Debating India

Fighting factionalism

Monday 11 April 2005

AFTER FAILING TO settle factional wars through consensus or compromise, the Congress high command appears to be falling back on organisational elections as a dispute-resolving mechanism. Several of the nine State units where these polls have been rescheduled suffer from dissidence and revolt. In Kerala, organisational elections have been one of the major demands of the dissident group led by the former Chief Minister, K. Karunakaran. Although the party polls in Kerala were rescheduled along with those of eight other States, the high command did not seem particularly keen to hide the fact that it was giving in to the terms set by Mr. Karunakaran. In the case of Kerala alone, the returning officers will be from outside the State: 13 from Tamil Nadu and one from Andhra Pradesh. Although the All India Congress Committee has not yet revoked the suspension of Mr. Karunakaran’s son, K. Muraleedharan, several faction leaders see in the organisational polls an opportunity to return to the mainstream of the party. Rather than continue to raise other issues at this juncture, many of them want to take advantage of the polls to increase the faction’s representation in decision-making bodies. Thus, for the moment, the polls have served as a meeting point for the two dominant factions.

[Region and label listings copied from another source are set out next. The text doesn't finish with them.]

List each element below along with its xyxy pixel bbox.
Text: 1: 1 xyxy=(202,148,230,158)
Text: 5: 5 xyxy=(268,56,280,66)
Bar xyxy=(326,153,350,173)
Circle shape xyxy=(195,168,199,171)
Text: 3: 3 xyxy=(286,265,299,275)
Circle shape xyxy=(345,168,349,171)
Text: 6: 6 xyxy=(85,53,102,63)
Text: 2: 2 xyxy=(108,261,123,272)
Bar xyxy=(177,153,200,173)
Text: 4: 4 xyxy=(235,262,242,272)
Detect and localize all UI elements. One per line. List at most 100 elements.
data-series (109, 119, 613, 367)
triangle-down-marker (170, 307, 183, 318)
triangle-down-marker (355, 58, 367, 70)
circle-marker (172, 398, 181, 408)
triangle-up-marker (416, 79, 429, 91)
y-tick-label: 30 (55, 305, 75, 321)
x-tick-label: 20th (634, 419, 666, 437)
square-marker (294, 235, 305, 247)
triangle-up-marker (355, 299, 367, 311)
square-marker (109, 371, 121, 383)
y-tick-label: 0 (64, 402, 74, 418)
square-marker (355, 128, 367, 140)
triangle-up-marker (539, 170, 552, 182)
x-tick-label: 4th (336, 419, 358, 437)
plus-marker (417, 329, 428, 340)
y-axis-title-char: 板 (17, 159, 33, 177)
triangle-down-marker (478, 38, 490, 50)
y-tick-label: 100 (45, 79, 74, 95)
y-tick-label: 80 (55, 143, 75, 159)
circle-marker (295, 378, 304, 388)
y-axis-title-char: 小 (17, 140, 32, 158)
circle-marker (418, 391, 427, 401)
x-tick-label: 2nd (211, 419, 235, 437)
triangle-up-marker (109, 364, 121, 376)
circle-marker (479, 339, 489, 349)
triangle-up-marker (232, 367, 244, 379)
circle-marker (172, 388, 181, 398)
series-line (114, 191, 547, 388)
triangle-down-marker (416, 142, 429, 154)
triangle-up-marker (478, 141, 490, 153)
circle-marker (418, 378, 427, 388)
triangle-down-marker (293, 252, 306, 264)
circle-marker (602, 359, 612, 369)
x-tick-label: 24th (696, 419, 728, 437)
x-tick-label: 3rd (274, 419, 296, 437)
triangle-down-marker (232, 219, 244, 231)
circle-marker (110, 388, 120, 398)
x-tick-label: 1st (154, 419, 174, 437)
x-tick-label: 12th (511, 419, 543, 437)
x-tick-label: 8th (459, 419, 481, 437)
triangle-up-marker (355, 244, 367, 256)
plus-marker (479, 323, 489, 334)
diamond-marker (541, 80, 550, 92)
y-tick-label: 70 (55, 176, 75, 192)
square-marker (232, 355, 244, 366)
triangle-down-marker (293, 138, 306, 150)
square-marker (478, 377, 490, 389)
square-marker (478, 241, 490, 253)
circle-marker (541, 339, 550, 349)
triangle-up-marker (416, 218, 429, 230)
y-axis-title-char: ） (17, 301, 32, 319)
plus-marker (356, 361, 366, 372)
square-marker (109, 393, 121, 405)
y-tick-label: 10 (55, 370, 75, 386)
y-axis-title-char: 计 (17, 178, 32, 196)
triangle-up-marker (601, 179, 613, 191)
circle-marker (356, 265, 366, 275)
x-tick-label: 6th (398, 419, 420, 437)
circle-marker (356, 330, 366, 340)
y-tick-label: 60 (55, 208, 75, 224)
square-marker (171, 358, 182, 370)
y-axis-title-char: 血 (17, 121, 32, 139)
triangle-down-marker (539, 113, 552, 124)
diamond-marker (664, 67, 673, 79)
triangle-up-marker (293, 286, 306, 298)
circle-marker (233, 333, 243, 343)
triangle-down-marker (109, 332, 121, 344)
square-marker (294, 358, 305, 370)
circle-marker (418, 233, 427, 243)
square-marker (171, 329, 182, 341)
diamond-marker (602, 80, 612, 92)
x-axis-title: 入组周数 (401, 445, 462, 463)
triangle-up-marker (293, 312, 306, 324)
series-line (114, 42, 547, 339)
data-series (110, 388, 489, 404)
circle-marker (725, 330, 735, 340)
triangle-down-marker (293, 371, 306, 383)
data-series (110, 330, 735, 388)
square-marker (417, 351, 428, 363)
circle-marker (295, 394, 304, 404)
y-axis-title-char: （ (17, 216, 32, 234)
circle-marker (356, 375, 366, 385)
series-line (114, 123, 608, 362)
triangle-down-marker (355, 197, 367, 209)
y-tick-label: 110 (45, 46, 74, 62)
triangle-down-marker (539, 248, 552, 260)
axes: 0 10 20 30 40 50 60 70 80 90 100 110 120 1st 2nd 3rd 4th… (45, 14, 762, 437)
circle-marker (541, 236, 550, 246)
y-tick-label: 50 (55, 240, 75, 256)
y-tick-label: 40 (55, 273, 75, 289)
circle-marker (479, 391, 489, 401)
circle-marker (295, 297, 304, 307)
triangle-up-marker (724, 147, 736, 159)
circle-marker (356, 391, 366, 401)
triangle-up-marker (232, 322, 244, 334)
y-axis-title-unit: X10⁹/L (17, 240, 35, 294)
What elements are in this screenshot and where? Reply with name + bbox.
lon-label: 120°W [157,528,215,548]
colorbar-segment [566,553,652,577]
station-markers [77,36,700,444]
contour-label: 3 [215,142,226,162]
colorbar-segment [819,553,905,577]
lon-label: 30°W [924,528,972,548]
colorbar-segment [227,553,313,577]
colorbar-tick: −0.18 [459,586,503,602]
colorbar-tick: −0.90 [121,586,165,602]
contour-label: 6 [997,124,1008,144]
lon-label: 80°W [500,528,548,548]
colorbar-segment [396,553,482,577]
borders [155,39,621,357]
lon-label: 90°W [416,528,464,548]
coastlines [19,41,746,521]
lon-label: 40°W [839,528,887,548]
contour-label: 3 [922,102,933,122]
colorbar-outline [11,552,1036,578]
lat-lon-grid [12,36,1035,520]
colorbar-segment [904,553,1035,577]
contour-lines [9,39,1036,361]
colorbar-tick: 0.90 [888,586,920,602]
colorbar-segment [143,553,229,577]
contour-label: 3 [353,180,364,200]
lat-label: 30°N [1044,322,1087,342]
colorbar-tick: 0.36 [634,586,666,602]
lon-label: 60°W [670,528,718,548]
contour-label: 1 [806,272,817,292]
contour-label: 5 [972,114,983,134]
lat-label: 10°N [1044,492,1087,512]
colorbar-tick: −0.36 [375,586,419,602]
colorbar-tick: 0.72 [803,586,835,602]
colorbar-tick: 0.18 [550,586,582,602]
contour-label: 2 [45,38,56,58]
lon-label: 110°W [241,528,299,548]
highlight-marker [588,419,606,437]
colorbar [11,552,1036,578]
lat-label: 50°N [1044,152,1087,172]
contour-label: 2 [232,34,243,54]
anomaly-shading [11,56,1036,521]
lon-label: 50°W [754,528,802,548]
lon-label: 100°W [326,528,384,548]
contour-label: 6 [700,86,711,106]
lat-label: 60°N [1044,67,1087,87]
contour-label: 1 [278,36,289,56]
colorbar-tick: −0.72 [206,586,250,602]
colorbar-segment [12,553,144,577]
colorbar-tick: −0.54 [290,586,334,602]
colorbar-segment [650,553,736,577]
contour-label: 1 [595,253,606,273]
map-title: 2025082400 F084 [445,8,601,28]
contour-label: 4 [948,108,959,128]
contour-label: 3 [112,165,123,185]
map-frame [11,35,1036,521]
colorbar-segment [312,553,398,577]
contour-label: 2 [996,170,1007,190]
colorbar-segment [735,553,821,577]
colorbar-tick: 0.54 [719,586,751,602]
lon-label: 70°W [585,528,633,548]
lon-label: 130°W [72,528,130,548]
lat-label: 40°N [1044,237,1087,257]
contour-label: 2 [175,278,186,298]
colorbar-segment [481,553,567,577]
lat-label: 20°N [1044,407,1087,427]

In Tamil Nadu, another State where factionalism has been endemic, organisational polls will likewise present the different groups an opportunity to capture the District Congress Committees. Even after the merger of the Tamil Maanila Congress - the dominant stream of the old but no longer grand party in the State - and the consequent accommodation of its leaders in positions of responsibility in the Congress, the party is hardly performing as one coherent unit. The Congress is not in power in Tamil Nadu, and the factional chieftains have a reduced stake in lobbying for posts in the organisation. However, in the post-merger phase, the TMC stream felt grossly under-represented where it really mattered. The organisational polls might help those looking to legitimise their claims for an enhanced share of power. In Pondicherry, the organisational polls have been rescheduled after a senior leader, P. Kannan, defied the high command and launched a tirade against the Chief Minister, N. Rangaswamy. Mr. Kannan, who had earlier merged his independent outfit with the Congress, seems to command the support of a sizable number of the primary members of the party. He has the choice of forcing a split - or using the polls as a testing ground of his strength.

In all the three State units, organisational elections offer the high command a chance to settle the conflicting claims of the dominant factions without seeming to take sides. In Kerala, where the Karunakaran faction was stepping up the pressure using `inner-party democracy’ as the mobilising slogan, the conduct of the polls has seemingly restored the moral authority of the high command. But what is certain is that the polls will not see the end of the factional wars. Those who have reason to be unhappy with the outcome will press on with their overweening demands. After all, inner-party democracy goes far beyond organisational polls held every now and then. Believe it or not, Congress factionalism in some States is rooted in differences over goals and strategies, rather than being expressions of the personal ambitions of group leaders. Organisational polls can help, to an extent, in separating the pretenders from the leaders, but cannot resolve issue-based conflicts within the party.